The giant bog filter worked well, but it was now 15 years old and suffered from channeling. We were able to clean it up a bit using MicrobeLift Sludge Remover, but the result was modest at best. Molly wanted a more traditional pond filtration system but I was thinking about rebuilding the bog, though in a more maintainable configuration. The year before, a former IWGKS member gave Molly and Sue Boydstun an opportunity to salvage some old equipment. This included an old Ultima II 20000 filter. Boy was I surprised to see that in the back of the truck when I got home from work that evening. The filter was the factor that pushed me over to my wife’s way of thinking, and the bog was out.

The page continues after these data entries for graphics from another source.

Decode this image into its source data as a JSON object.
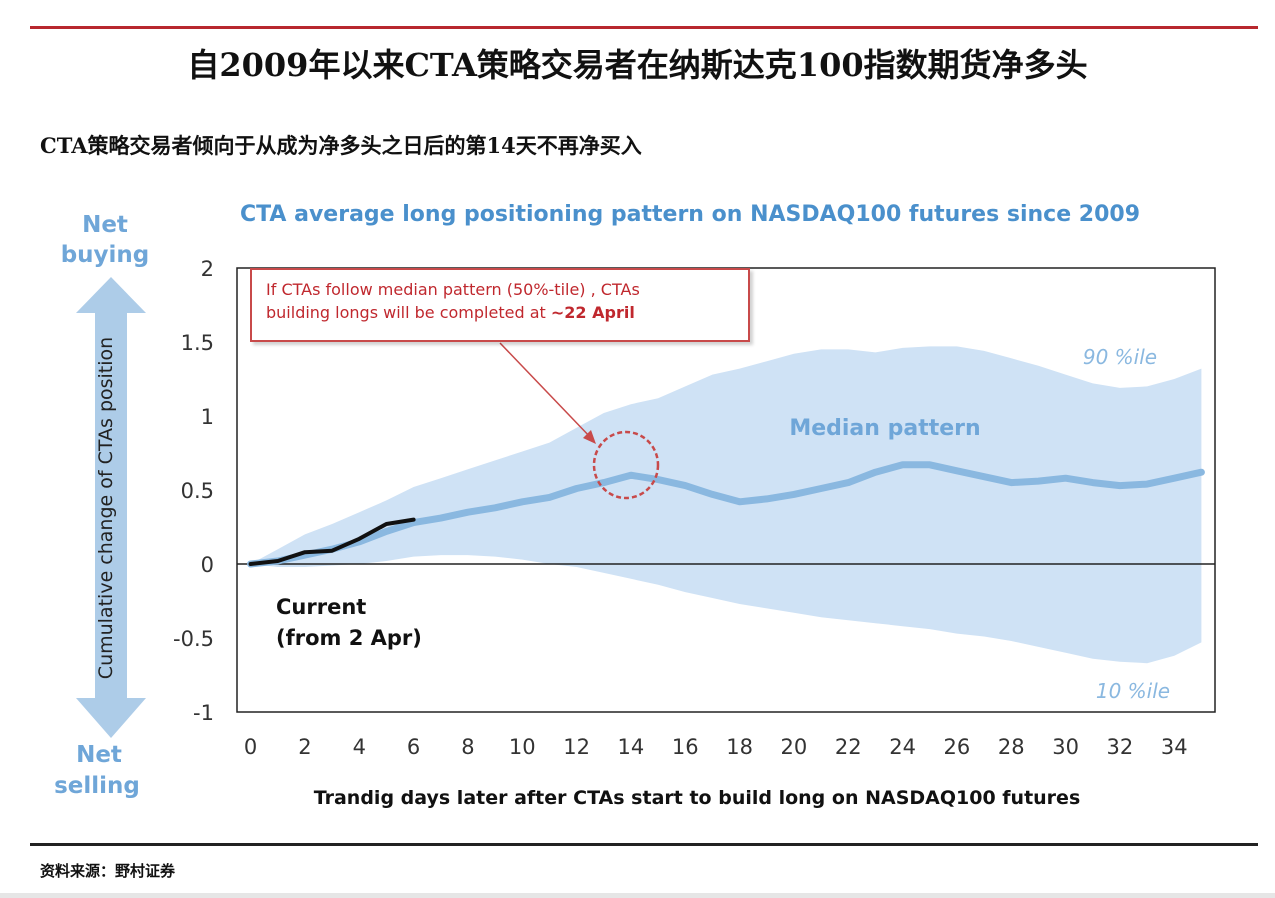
{
  "page": {
    "main_title": "自2009年以来CTA策略交易者在纳斯达克100指数期货净多头",
    "subtitle": "CTA策略交易者倾向于从成为净多头之日后的第14天不再净买入",
    "source": "资料来源：野村证券"
  },
  "chart_data": {
    "type": "area",
    "title": "CTA average long positioning pattern on NASDAQ100 futures since 2009",
    "xlabel": "Trandig days later after CTAs start to build long on NASDAQ100 futures",
    "ylabel": "Cumulative change of CTAs position",
    "xlim": [
      -0.5,
      35.5
    ],
    "ylim": [
      -1,
      2
    ],
    "x_ticks": [
      0,
      2,
      4,
      6,
      8,
      10,
      12,
      14,
      16,
      18,
      20,
      22,
      24,
      26,
      28,
      30,
      32,
      34
    ],
    "y_ticks": [
      -1,
      -0.5,
      0,
      0.5,
      1,
      1.5,
      2
    ],
    "y_tick_labels": [
      "-1",
      "-0.5",
      "0",
      "0.5",
      "1",
      "1.5",
      "2"
    ],
    "grid": false,
    "colors": {
      "band": "#cfe2f5",
      "median": "#8ab8e0",
      "current": "#111111",
      "title": "#4a90cc",
      "callout": "#c0282e",
      "arrow": "#9fc3e4"
    },
    "band_upper": {
      "x": [
        0,
        1,
        2,
        3,
        4,
        5,
        6,
        7,
        8,
        9,
        10,
        11,
        12,
        13,
        14,
        15,
        16,
        17,
        18,
        19,
        20,
        21,
        22,
        23,
        24,
        25,
        26,
        27,
        28,
        29,
        30,
        31,
        32,
        33,
        34,
        35
      ],
      "values": [
        0.0,
        0.1,
        0.2,
        0.27,
        0.35,
        0.43,
        0.52,
        0.58,
        0.64,
        0.7,
        0.76,
        0.82,
        0.92,
        1.02,
        1.08,
        1.12,
        1.2,
        1.28,
        1.32,
        1.37,
        1.42,
        1.45,
        1.45,
        1.43,
        1.46,
        1.47,
        1.47,
        1.44,
        1.39,
        1.34,
        1.28,
        1.22,
        1.19,
        1.2,
        1.25,
        1.32
      ]
    },
    "band_lower": {
      "x": [
        0,
        1,
        2,
        3,
        4,
        5,
        6,
        7,
        8,
        9,
        10,
        11,
        12,
        13,
        14,
        15,
        16,
        17,
        18,
        19,
        20,
        21,
        22,
        23,
        24,
        25,
        26,
        27,
        28,
        29,
        30,
        31,
        32,
        33,
        34,
        35
      ],
      "values": [
        0.0,
        -0.02,
        -0.02,
        -0.01,
        0.0,
        0.02,
        0.05,
        0.06,
        0.06,
        0.05,
        0.03,
        0.0,
        -0.02,
        -0.06,
        -0.1,
        -0.14,
        -0.19,
        -0.23,
        -0.27,
        -0.3,
        -0.33,
        -0.36,
        -0.38,
        -0.4,
        -0.42,
        -0.44,
        -0.47,
        -0.49,
        -0.52,
        -0.56,
        -0.6,
        -0.64,
        -0.66,
        -0.67,
        -0.62,
        -0.53
      ]
    },
    "series": [
      {
        "name": "Median pattern",
        "x": [
          0,
          1,
          2,
          3,
          4,
          5,
          6,
          7,
          8,
          9,
          10,
          11,
          12,
          13,
          14,
          15,
          16,
          17,
          18,
          19,
          20,
          21,
          22,
          23,
          24,
          25,
          26,
          27,
          28,
          29,
          30,
          31,
          32,
          33,
          34,
          35
        ],
        "values": [
          0.0,
          0.02,
          0.06,
          0.1,
          0.15,
          0.22,
          0.28,
          0.31,
          0.35,
          0.38,
          0.42,
          0.45,
          0.51,
          0.55,
          0.6,
          0.57,
          0.53,
          0.47,
          0.42,
          0.44,
          0.47,
          0.51,
          0.55,
          0.62,
          0.67,
          0.67,
          0.63,
          0.59,
          0.55,
          0.56,
          0.58,
          0.55,
          0.53,
          0.54,
          0.58,
          0.62
        ]
      },
      {
        "name": "Current (from 2 Apr)",
        "x": [
          0,
          1,
          2,
          3,
          4,
          5,
          6
        ],
        "values": [
          0.0,
          0.02,
          0.08,
          0.09,
          0.17,
          0.27,
          0.3
        ]
      }
    ],
    "annotations": {
      "upper_label": "90 %ile",
      "lower_label": "10 %ile",
      "median_label": "Median pattern",
      "current_line1": "Current",
      "current_line2": "(from 2 Apr)",
      "callout_line1": "If CTAs follow median pattern (50%-tile) , CTAs",
      "callout_line2_prefix": "building longs will be completed  at ",
      "callout_line2_bold": "~22 April",
      "net_buying_1": "Net",
      "net_buying_2": "buying",
      "net_selling_1": "Net",
      "net_selling_2": "selling"
    }
  }
}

I refurbished the filter in spring 2017 by adding a new valve assembly (ordered from Aqua Ultraviolet), repairing the jets (by mending the molding seams), and cleaning out the old media. The filter became the cornerstone of our filtration system. Ultima IIs have some known drawbacks, like easily clogged media, but for us a $500 refurbish job beats a new $3000-$4000 filter. There are documented ways to improve the operation of the Ultima II: using compressed air for cleaning and ensuring adequate water flow through the filter.
With the filter in good shape, I dove into the filtration system design. I did a lot of reading about PVC pipe diameter, friction loss, head loss, water speed, solids settling, etc. I’m still learning new stuff every time I get into research mode. I was a planning on getting a fine art degree in college and I have felt (only a few times) that I should have gone into mechanical engineering. At some point, I felt comfortable enough to try to get my ideas out on paper and drew up a first draft concept of how the system would work.
Any experienced pond engineer will tell you this design isn’t great, but you have to start somewhere. I believe this is an important step for any project because it allows you to coalesce the swirling bits and pieces of information and theory into something you can visualize and refine.
With a plan on paper, I started to figure out how to position the new pond and its equipment within the current footprint of our pond. The obvious place to put the equipment was in the bog garden. Because the pond will be one giant hole, we need a structure to separate the equipment, such as a concrete or block wall. The liner will extend over the part of the wall forming one end of the pond to keep the equipment area dry.
This was the first iteration with everything roughly laid out. There are some obvious design flaws (each bottom drain needs its own pipe), but it’s only draft #1.
As the project has progressed I have able been tap into some extensive knowledge from local IWGKS members. While the details of the design have changed, the overall plan is still fairly similar to these original drawings.